Nothing captures the Bengali spirit of the "historical" variety like the Ekushey going by the dominant narrative of the shushil class/community. It's when "we discovered who we were and progressed through history" as the narrative goes. It is supposed to have given us a sense of identity which we lacked till the police fired on the rebellious students in Dhaka University (DU) and gave us a national iconic imagination.
Of course it came as part of a process that began from 1947 onwards triggered by the students of DU as per his narrative. This narrative has stayed on as all national "imagining's have made it the core of the socio-political struggles based on cultural identity as the primary issue. Thus what defined the struggle at the core was the proto-race based "ethnicity" framework rather than economic struggle. This allowed the rise of the intellectual culture as the manifest reason for seeking a new state which came with discrimination and other ailments.
Thus the Ekushey spirit was upheld as the supreme mobilizer of the people which also put the shushils at the top of the leadership chain. This may roughly be defined as the format of the Bengali nationalism which has acted as the generator of the Bangladesh state. It's the mantra by which the old middle class swears. It's fine except that another cultural variation is knocking at the door. And it's rather loud.
Politics of the colonial era is often described as "identity" politics both by the nationalists and the Marxists alike signifying that their intellectual sources were the same and drawn from the earlier Western traditions. By that they meant cultural identities such as Muslims, Bengalis and so on were what mattered. It was somewhat superficial reading which ignored the multiplicity of factors that has dominated history making in the region and this state.
One can understand the lack of depth of class analysis on the part of the nationalists who saw class as a contest of their community-based framework. However, why Marxists never saw the class content in the "identity" politics shows that both opposing ideas were basically repeating Euro centricity to identify local context. That error was historical but inevitable given that both were birthed by colonialism as far as "India" is concerned.
Mono-causal vs multi-causal history is the basic difference that has significantly marginalized the older middle class which we are tagging as the "Ekushey" class. We are either Bengali or Muslims not both, according to their equation in most cases. And it has been painted as exclusive. The narrative has to be either or and has resulted in the production of the ideology as to what is acceptable and what is not.
Since Pakistan was perceived as a product of religious politics, Bengali politics was seen as contrary to that. Hence the need to invent the counter to Pakistan was more important than signifying the historical.
In 1972, the constitution was the ultimate production of the shushil state ideology which also included secularism and that resulted in the production of alienation as well. It was a by-product of people out of touch with Bangladesh. They didn't realize that the reach of the state was severely limited and such state pillars, particularly secularism, would achieve little other than creating hostility with the peasant majority.

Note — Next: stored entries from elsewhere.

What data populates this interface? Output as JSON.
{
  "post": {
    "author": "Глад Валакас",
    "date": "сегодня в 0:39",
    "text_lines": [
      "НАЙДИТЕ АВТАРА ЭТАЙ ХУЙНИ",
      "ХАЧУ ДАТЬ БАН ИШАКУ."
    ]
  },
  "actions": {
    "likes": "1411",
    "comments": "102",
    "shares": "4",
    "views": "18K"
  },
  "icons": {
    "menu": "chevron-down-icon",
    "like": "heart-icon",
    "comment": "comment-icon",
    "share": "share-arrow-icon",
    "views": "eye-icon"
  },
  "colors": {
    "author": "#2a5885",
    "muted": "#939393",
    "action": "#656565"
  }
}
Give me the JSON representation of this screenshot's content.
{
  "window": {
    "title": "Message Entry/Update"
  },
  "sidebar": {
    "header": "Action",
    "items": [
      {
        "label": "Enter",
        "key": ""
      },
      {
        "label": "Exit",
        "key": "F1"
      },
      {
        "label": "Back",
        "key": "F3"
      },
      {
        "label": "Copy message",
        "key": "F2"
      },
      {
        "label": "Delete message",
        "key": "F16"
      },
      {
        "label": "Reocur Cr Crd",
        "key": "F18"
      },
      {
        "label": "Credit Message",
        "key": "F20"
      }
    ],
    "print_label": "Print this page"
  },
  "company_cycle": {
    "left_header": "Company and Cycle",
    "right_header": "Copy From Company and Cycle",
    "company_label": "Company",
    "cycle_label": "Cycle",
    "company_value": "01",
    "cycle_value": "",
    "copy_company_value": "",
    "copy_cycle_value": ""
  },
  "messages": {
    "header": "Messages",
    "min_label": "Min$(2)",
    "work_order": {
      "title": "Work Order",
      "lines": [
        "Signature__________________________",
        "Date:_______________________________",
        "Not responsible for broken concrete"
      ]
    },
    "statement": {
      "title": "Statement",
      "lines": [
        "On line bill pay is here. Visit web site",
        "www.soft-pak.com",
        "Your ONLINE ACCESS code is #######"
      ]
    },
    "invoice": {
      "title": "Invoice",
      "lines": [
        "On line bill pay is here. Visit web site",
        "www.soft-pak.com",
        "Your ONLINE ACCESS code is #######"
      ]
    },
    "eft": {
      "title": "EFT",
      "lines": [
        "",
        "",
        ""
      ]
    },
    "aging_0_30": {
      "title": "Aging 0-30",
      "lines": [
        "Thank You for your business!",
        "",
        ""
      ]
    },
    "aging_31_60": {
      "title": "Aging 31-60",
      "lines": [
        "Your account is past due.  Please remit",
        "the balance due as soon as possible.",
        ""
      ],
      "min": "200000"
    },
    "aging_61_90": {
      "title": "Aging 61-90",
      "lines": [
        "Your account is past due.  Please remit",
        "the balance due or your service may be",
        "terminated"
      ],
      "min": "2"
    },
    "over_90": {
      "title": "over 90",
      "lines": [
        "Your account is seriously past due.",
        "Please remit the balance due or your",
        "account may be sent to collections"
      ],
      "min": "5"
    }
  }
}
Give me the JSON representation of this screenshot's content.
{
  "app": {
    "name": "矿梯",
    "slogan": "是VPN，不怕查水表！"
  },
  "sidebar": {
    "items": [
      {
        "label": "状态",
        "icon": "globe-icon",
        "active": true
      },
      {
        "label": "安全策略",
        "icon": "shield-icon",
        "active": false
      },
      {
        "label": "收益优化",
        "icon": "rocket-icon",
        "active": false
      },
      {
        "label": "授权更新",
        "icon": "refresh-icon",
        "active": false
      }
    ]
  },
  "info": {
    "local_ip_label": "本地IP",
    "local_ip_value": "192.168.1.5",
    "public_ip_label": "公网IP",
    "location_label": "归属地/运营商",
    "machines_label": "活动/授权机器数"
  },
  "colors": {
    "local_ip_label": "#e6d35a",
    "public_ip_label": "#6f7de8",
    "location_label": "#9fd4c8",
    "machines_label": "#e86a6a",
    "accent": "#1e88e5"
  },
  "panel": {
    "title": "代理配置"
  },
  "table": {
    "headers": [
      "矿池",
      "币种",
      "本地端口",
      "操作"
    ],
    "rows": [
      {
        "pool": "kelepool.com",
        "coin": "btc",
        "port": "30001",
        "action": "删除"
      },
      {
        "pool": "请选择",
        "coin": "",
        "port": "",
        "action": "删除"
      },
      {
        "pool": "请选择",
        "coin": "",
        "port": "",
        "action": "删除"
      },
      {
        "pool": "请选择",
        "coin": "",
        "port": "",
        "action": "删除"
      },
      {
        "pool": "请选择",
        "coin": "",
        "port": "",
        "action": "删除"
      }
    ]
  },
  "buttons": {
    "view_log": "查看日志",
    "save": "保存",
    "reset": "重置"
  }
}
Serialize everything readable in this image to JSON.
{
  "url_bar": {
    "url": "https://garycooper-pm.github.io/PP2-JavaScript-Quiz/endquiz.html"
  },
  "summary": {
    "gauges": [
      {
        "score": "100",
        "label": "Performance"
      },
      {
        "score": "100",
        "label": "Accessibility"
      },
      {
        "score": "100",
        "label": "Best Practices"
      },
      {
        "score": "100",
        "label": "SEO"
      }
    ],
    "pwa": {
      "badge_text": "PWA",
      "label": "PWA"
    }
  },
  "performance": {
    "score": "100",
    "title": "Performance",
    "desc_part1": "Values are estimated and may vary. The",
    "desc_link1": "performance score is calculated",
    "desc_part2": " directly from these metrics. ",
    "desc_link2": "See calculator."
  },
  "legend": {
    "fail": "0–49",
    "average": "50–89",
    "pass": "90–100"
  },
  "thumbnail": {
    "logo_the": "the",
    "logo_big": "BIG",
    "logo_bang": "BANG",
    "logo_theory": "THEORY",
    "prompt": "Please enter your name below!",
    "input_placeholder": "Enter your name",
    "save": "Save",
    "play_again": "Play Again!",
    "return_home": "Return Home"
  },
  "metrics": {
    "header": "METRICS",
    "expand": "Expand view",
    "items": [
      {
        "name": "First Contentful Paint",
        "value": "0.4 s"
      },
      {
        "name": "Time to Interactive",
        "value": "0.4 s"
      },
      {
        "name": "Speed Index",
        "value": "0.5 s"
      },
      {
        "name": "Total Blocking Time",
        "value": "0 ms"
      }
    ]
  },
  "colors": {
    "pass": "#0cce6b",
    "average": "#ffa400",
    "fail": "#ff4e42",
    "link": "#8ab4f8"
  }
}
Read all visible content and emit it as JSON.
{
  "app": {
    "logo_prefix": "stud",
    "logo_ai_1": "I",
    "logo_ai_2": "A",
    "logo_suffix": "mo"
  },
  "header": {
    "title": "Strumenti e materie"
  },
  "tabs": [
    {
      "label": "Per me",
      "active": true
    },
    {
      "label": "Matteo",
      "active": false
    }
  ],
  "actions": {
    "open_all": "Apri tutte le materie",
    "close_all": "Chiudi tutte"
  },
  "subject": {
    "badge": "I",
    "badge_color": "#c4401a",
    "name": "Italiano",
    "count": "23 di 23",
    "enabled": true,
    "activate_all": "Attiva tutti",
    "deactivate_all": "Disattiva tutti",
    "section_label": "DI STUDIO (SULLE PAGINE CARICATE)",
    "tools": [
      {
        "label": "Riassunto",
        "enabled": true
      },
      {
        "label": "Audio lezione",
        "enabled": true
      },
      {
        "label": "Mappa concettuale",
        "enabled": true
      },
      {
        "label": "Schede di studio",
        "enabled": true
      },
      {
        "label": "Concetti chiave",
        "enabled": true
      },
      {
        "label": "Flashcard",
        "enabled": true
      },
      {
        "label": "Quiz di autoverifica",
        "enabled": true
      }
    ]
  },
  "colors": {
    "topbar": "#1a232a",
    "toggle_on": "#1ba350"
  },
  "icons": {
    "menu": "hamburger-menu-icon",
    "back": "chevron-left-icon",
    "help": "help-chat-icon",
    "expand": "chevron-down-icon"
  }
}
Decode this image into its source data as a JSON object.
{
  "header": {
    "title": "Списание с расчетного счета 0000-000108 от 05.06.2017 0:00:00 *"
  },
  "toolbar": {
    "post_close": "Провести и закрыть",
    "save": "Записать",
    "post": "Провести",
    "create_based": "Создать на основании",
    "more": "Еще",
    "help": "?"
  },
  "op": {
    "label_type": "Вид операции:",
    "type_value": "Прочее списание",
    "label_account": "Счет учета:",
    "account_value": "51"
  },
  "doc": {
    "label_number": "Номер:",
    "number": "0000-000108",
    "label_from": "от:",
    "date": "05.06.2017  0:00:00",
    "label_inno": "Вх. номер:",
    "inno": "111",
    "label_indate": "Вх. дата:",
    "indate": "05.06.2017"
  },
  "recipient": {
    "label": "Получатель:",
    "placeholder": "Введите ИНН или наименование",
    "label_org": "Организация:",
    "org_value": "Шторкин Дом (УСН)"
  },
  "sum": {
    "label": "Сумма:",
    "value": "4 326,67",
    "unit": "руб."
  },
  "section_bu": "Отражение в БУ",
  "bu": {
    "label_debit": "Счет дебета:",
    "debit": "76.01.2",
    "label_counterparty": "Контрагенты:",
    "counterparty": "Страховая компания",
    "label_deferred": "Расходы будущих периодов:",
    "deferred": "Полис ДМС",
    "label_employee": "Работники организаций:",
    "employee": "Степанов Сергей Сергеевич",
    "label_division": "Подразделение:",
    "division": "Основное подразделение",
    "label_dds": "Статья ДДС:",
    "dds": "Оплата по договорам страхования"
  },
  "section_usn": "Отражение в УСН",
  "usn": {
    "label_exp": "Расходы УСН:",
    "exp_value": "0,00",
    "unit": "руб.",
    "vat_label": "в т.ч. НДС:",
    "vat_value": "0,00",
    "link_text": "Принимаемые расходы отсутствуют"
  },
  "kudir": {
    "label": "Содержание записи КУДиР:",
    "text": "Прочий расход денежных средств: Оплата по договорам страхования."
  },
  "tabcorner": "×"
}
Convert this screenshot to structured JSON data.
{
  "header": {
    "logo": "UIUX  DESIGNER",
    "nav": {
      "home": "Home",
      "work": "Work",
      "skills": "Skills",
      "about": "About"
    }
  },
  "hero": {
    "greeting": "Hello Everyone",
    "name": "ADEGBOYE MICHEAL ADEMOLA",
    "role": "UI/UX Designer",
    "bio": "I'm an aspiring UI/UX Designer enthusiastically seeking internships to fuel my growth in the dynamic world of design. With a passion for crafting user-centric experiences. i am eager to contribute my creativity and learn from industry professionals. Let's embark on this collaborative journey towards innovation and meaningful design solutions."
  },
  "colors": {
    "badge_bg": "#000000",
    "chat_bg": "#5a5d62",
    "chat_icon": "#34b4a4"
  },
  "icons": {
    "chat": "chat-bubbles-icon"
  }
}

Today, the shushils are stuck with a state which is small and inefficient, a constitution that has no operational value and a social cluster that is not significant in terms of influence anymore.
It was assumed by the old middle that there would be no challenge to their status although they were a dependent entity. They staked everything on the state, the one that was birthed by the Ekushey imagination but it neither grew nor became influential even though given a chance it was coercive and corrupt. This was because the state was a product of multiple causes, mostly economic. It was an unstable umbrella and the Ekushe shushils took shelter not realizing the weak state was barely able to do that.
Of the two economic giants that straddle both state and society, one was the RMG sector and the other is external migration. Both were largely self-generated, produced by the entrepreneurial aspirational skills of the rich class and the poor. The state played no role in their germination or growth but now that they are mature they state wants to be a referee.
The RMG workers class may not be well off but not poor and are able to create a large workforce of female workers whose coping mechanisms are strong and have therefore overcome conventional older political middle-class leadership. Their dependency on the shushil leftists have declined.
However, the class that has made the difference is the rise of the new middle class which is made up of migrant workers, the largest segment of people -at least over 150 million including the family members. They don't need the Bangladesh state for their economic survival and now constitute the new largely rural based middle class. They are in the classic sense "doubly free" but they are not the proletariat but a middle class, historically perhaps one of the first in the region.
A major by-product is the rise of the new middle class is the religious/clergy who are now using their network to contest the older middle. Thus a conflict is on. If the Ekushey is the symbolic brand of the older version, the new version looks to the crescent and the latter is strong. History will say how the contest will turn out to be but social stability and ideas under shushil control is over it seems.